Now let's look at his little talk about Confederate symbols. Let's see... Yes, the KKK does use Confederate imagery. They also use Christian imagery, but are clearly not representative of Christians as a whole. Mississipi putting the CSA flag into its State flag? It's called "defiance," buddy. Ever heard of it? Conquered people tend to not accept the conquerer. Also, he does not demonstrate -at all- that the flag-waving in the 60's had anything to do with racism. It was the War's centennial, for Heaven's sake. This "point" of his needs no further discussion.

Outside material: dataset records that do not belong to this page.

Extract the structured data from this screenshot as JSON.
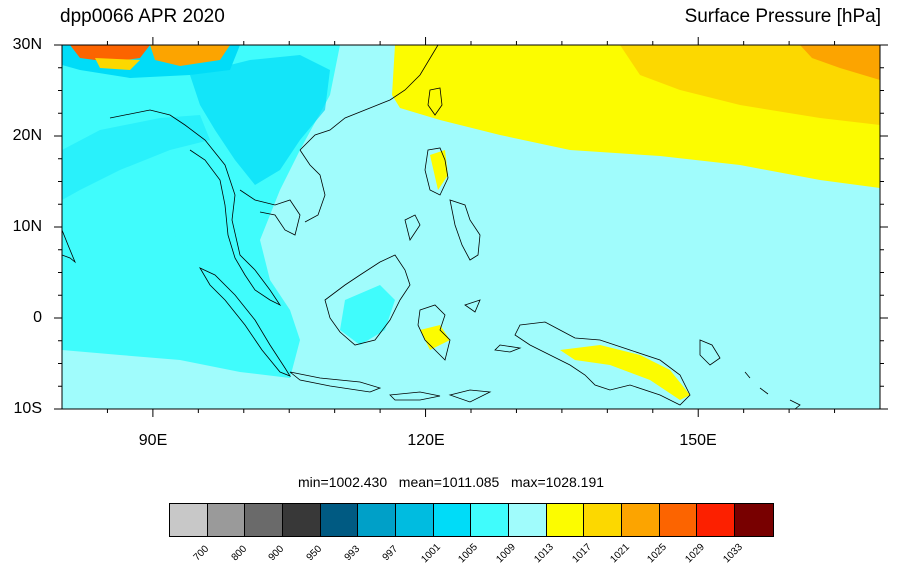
{
  "header": {
    "left_title": "dpp0066 APR 2020",
    "right_title": "Surface Pressure [hPa]"
  },
  "map": {
    "lat_labels": [
      "30N",
      "20N",
      "10N",
      "0",
      "10S"
    ],
    "lon_labels": [
      "90E",
      "120E",
      "150E"
    ],
    "lon_range": [
      80,
      170
    ],
    "lat_range": [
      -10,
      30
    ]
  },
  "stats_text": "min=1002.430   mean=1011.085   max=1028.191",
  "colorbar": {
    "labels": [
      "700",
      "800",
      "900",
      "950",
      "993",
      "997",
      "1001",
      "1005",
      "1009",
      "1013",
      "1017",
      "1021",
      "1025",
      "1029",
      "1033"
    ],
    "colors": [
      "#c8c8c8",
      "#9a9a9a",
      "#6a6a6a",
      "#383838",
      "#005a82",
      "#00a0c8",
      "#00bce0",
      "#00dcf8",
      "#40fcfc",
      "#a0fcfc",
      "#fcfc00",
      "#fcd800",
      "#fca400",
      "#fc6400",
      "#fc2000",
      "#780000"
    ]
  }
}
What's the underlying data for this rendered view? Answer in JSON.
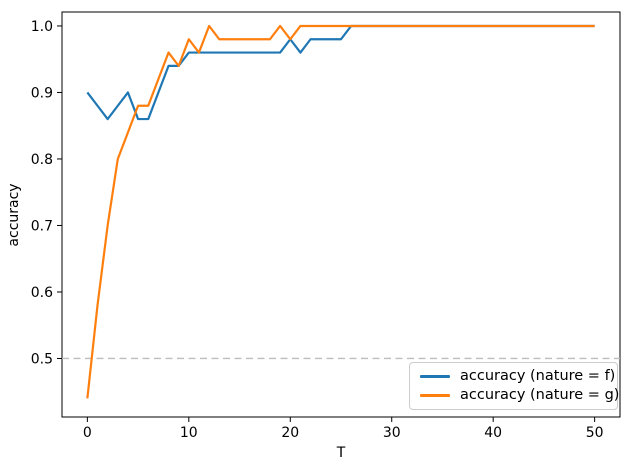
{
  "figure": {
    "background": "#ffffff"
  },
  "chart_data": {
    "type": "line",
    "title": "",
    "xlabel": "T",
    "ylabel": "accuracy",
    "x_ticks": [
      0,
      10,
      20,
      30,
      40,
      50
    ],
    "y_ticks": [
      0.5,
      0.6,
      0.7,
      0.8,
      0.9,
      1.0
    ],
    "xlim": [
      -2.5,
      52.5
    ],
    "ylim": [
      0.412,
      1.021
    ],
    "grid": false,
    "legend_position": "lower right",
    "reference_line": {
      "y": 0.5,
      "style": "dashed",
      "color": "#bdbdbd"
    },
    "x": [
      0,
      1,
      2,
      3,
      4,
      5,
      6,
      7,
      8,
      9,
      10,
      11,
      12,
      13,
      14,
      15,
      16,
      17,
      18,
      19,
      20,
      21,
      22,
      23,
      24,
      25,
      26,
      27,
      28,
      29,
      30,
      31,
      32,
      33,
      34,
      35,
      36,
      37,
      38,
      39,
      40,
      41,
      42,
      43,
      44,
      45,
      46,
      47,
      48,
      49,
      50
    ],
    "series": [
      {
        "name": "accuracy (nature = f)",
        "color": "#1f77b4",
        "values": [
          0.9,
          0.88,
          0.86,
          0.88,
          0.9,
          0.86,
          0.86,
          0.9,
          0.94,
          0.94,
          0.96,
          0.96,
          0.96,
          0.96,
          0.96,
          0.96,
          0.96,
          0.96,
          0.96,
          0.96,
          0.98,
          0.96,
          0.98,
          0.98,
          0.98,
          0.98,
          1.0,
          1.0,
          1.0,
          1.0,
          1.0,
          1.0,
          1.0,
          1.0,
          1.0,
          1.0,
          1.0,
          1.0,
          1.0,
          1.0,
          1.0,
          1.0,
          1.0,
          1.0,
          1.0,
          1.0,
          1.0,
          1.0,
          1.0,
          1.0,
          1.0
        ]
      },
      {
        "name": "accuracy (nature = g)",
        "color": "#ff7f0e",
        "values": [
          0.44,
          0.58,
          0.7,
          0.8,
          0.84,
          0.88,
          0.88,
          0.92,
          0.96,
          0.94,
          0.98,
          0.96,
          1.0,
          0.98,
          0.98,
          0.98,
          0.98,
          0.98,
          0.98,
          1.0,
          0.98,
          1.0,
          1.0,
          1.0,
          1.0,
          1.0,
          1.0,
          1.0,
          1.0,
          1.0,
          1.0,
          1.0,
          1.0,
          1.0,
          1.0,
          1.0,
          1.0,
          1.0,
          1.0,
          1.0,
          1.0,
          1.0,
          1.0,
          1.0,
          1.0,
          1.0,
          1.0,
          1.0,
          1.0,
          1.0,
          1.0
        ]
      }
    ]
  }
}
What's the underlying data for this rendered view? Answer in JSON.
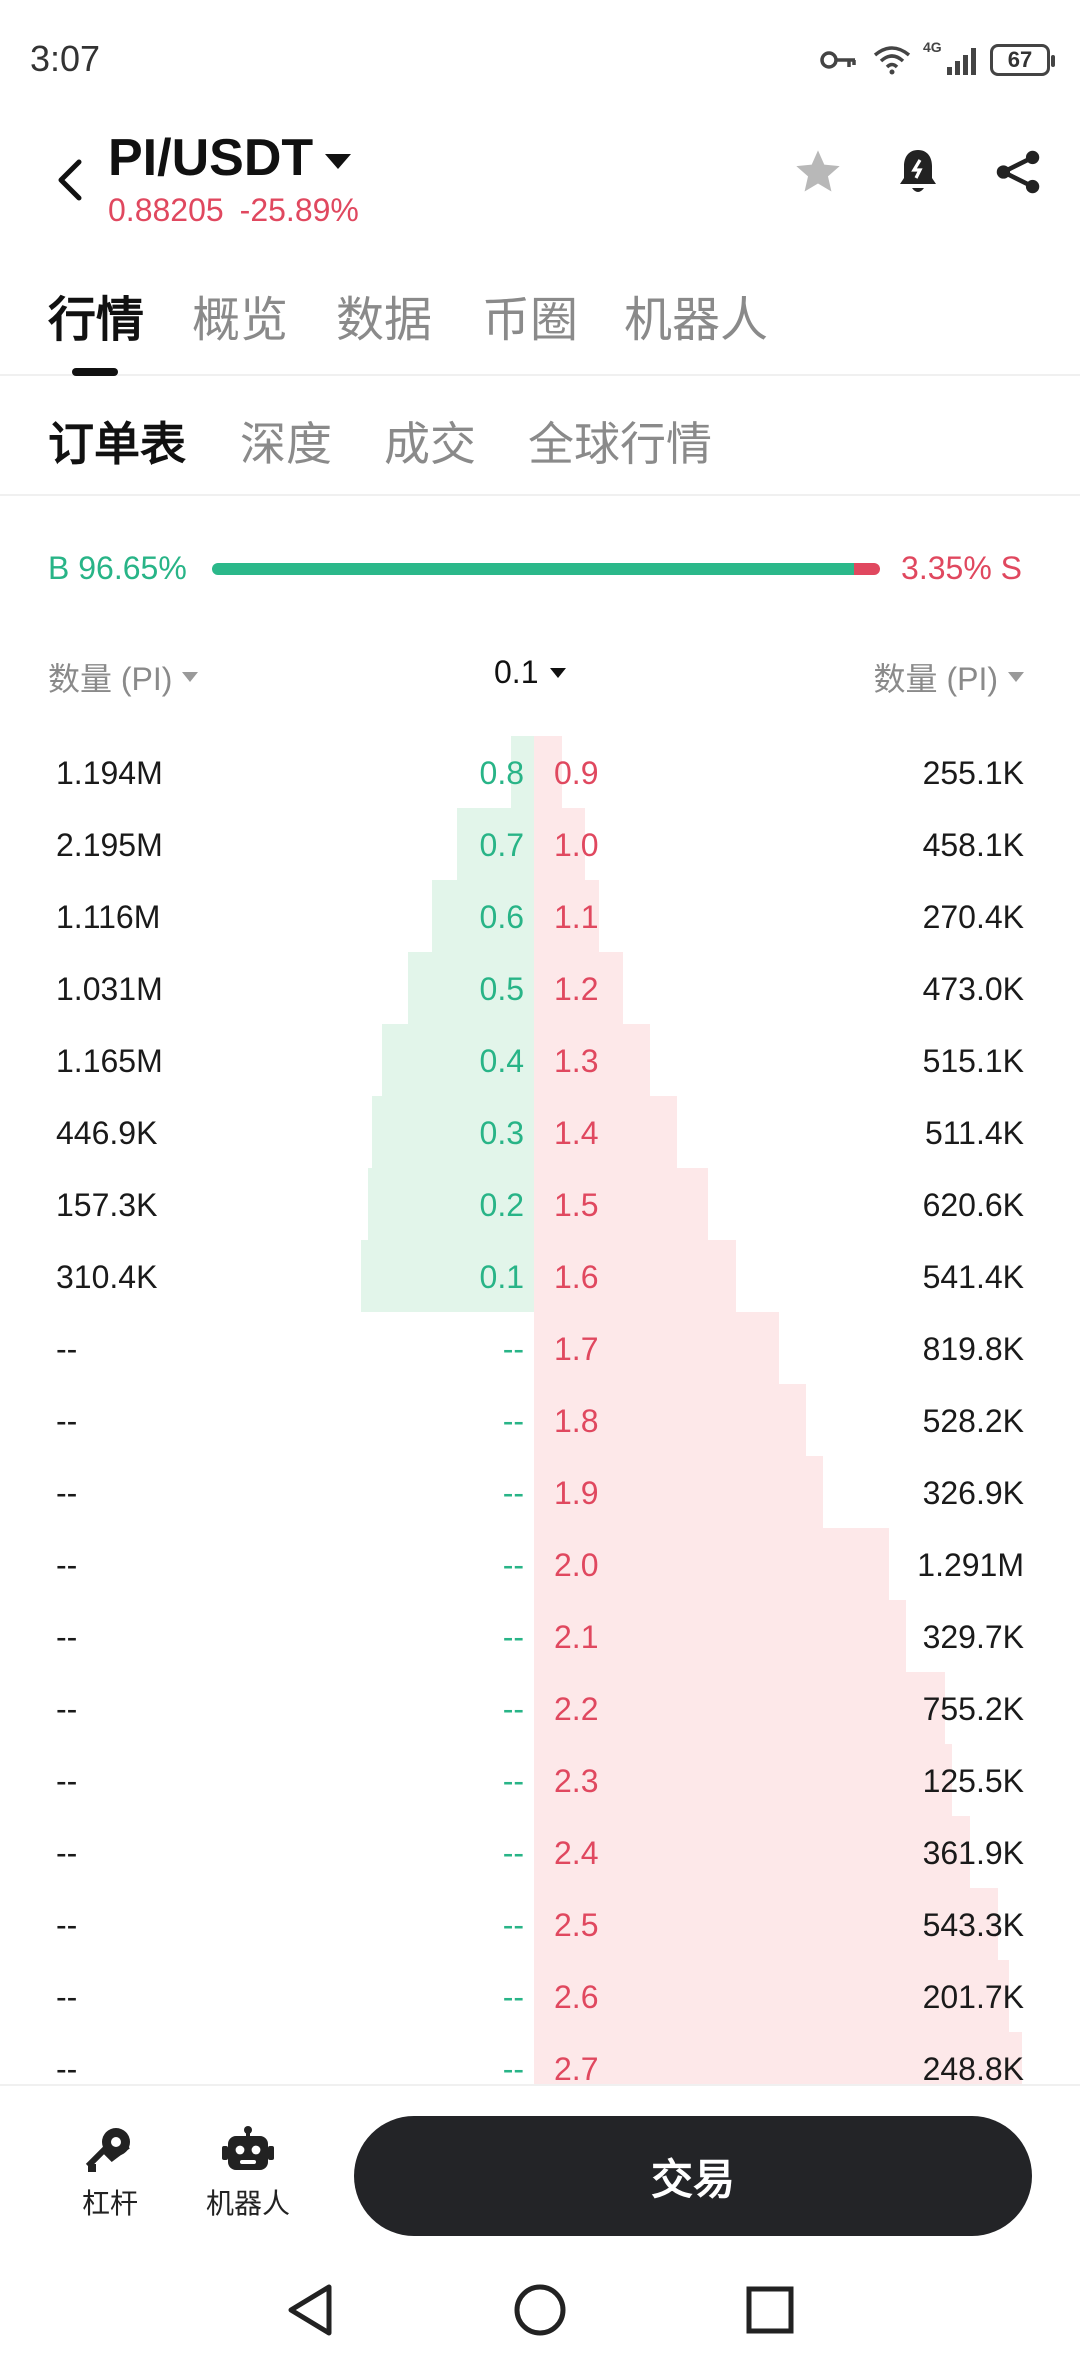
{
  "status_bar": {
    "time": "3:07",
    "battery": "67",
    "network": "4G"
  },
  "header": {
    "pair": "PI/USDT",
    "price": "0.88205",
    "change": "-25.89%"
  },
  "main_tabs": [
    "行情",
    "概览",
    "数据",
    "币圈",
    "机器人"
  ],
  "sub_tabs": [
    "订单表",
    "深度",
    "成交",
    "全球行情"
  ],
  "ratio": {
    "buy_label": "B 96.65%",
    "sell_label": "3.35% S",
    "buy_fraction": 0.9665
  },
  "order_book_header": {
    "left": "数量 (PI)",
    "precision": "0.1",
    "right": "数量 (PI)"
  },
  "order_book": [
    {
      "bid_qty": "1.194M",
      "bid_price": "0.8",
      "ask_price": "0.9",
      "ask_qty": "255.1K",
      "bid_depth": 0.108,
      "ask_depth": 0.101
    },
    {
      "bid_qty": "2.195M",
      "bid_price": "0.7",
      "ask_price": "1.0",
      "ask_qty": "458.1K",
      "bid_depth": 0.308,
      "ask_depth": 0.186
    },
    {
      "bid_qty": "1.116M",
      "bid_price": "0.6",
      "ask_price": "1.1",
      "ask_qty": "270.4K",
      "bid_depth": 0.401,
      "ask_depth": 0.237
    },
    {
      "bid_qty": "1.031M",
      "bid_price": "0.5",
      "ask_price": "1.2",
      "ask_qty": "473.0K",
      "bid_depth": 0.488,
      "ask_depth": 0.327
    },
    {
      "bid_qty": "1.165M",
      "bid_price": "0.4",
      "ask_price": "1.3",
      "ask_qty": "515.1K",
      "bid_depth": 0.585,
      "ask_depth": 0.425
    },
    {
      "bid_qty": "446.9K",
      "bid_price": "0.3",
      "ask_price": "1.4",
      "ask_qty": "511.4K",
      "bid_depth": 0.622,
      "ask_depth": 0.522
    },
    {
      "bid_qty": "157.3K",
      "bid_price": "0.2",
      "ask_price": "1.5",
      "ask_qty": "620.6K",
      "bid_depth": 0.636,
      "ask_depth": 0.639
    },
    {
      "bid_qty": "310.4K",
      "bid_price": "0.1",
      "ask_price": "1.6",
      "ask_qty": "541.4K",
      "bid_depth": 0.662,
      "ask_depth": 0.741
    },
    {
      "bid_qty": "--",
      "bid_price": "--",
      "ask_price": "1.7",
      "ask_qty": "819.8K",
      "bid_depth": 0,
      "ask_depth": 0.896
    },
    {
      "bid_qty": "--",
      "bid_price": "--",
      "ask_price": "1.8",
      "ask_qty": "528.2K",
      "bid_depth": 0,
      "ask_depth": 0.996
    },
    {
      "bid_qty": "--",
      "bid_price": "--",
      "ask_price": "1.9",
      "ask_qty": "326.9K",
      "bid_depth": 0,
      "ask_depth": 1.058
    },
    {
      "bid_qty": "--",
      "bid_price": "--",
      "ask_price": "2.0",
      "ask_qty": "1.291M",
      "bid_depth": 0,
      "ask_depth": 1.302
    },
    {
      "bid_qty": "--",
      "bid_price": "--",
      "ask_price": "2.1",
      "ask_qty": "329.7K",
      "bid_depth": 0,
      "ask_depth": 1.364
    },
    {
      "bid_qty": "--",
      "bid_price": "--",
      "ask_price": "2.2",
      "ask_qty": "755.2K",
      "bid_depth": 0,
      "ask_depth": 1.507
    },
    {
      "bid_qty": "--",
      "bid_price": "--",
      "ask_price": "2.3",
      "ask_qty": "125.5K",
      "bid_depth": 0,
      "ask_depth": 1.53
    },
    {
      "bid_qty": "--",
      "bid_price": "--",
      "ask_price": "2.4",
      "ask_qty": "361.9K",
      "bid_depth": 0,
      "ask_depth": 1.598
    },
    {
      "bid_qty": "--",
      "bid_price": "--",
      "ask_price": "2.5",
      "ask_qty": "543.3K",
      "bid_depth": 0,
      "ask_depth": 1.701
    },
    {
      "bid_qty": "--",
      "bid_price": "--",
      "ask_price": "2.6",
      "ask_qty": "201.7K",
      "bid_depth": 0,
      "ask_depth": 1.739
    },
    {
      "bid_qty": "--",
      "bid_price": "--",
      "ask_price": "2.7",
      "ask_qty": "248.8K",
      "bid_depth": 0,
      "ask_depth": 1.786
    }
  ],
  "bottom_bar": {
    "leverage_label": "杠杆",
    "robot_label": "机器人",
    "trade_label": "交易"
  },
  "icons": {
    "back": "chevron-left-icon",
    "favorite": "star-icon",
    "alert": "bell-icon",
    "share": "share-icon",
    "leverage": "leverage-icon",
    "robot": "robot-icon"
  },
  "colors": {
    "buy": "#28b487",
    "sell": "#e0485f",
    "buy_depth": "#e2f5ea",
    "sell_depth": "#fde8e9"
  }
}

Why don't we take a look at the history of Virginia and slavery now? After all, the article was inspired by its governor decreeing Confederate History Month. Let's look at the Old Dominion's past. *Ahem* Before Independence from the British Empire, the State made no less than TWENTY-EIGHT attempts to abolish the slave trade, but all were struck down by the Brits. Afterwards, in the mid-1800's, the Virginia legislature nearly passed a compensated emancipation measure, however Nat Turner's Slave Rebellion pretty much killed that. Earlier that century, Thomas Jefferson, a Virginian and a slave owner, actually created a plan for emancipation that -sadly- never made it to the legislature.

Heck, the Confederacy itself wasn't near as racist/slavery-oriented as this guy makes it out to be. Up to 8% of the Confederate Army at any given time was composed of blacks, including combat troops. I know of several stories about black Confederates, and I'll share one here. During one battle, a shotgun-wielding black Confederate cornered a Yankee cavalryman. The Yank wrote in his diary, "Here I was fighting to free this man [this was after the Emancipation Proclamation] and if I had made one false move on my horse, he would not have hesitated to blow my head off." Doesn't exactly fit the mold, does he? Also, the CS Constitution actually banned the slave trade. Sorta yanks the moral high ground from the North, doesn't it?

This entire post can be summed up in one sentence: This guy doesn't have the vaguest idea what he's talking about.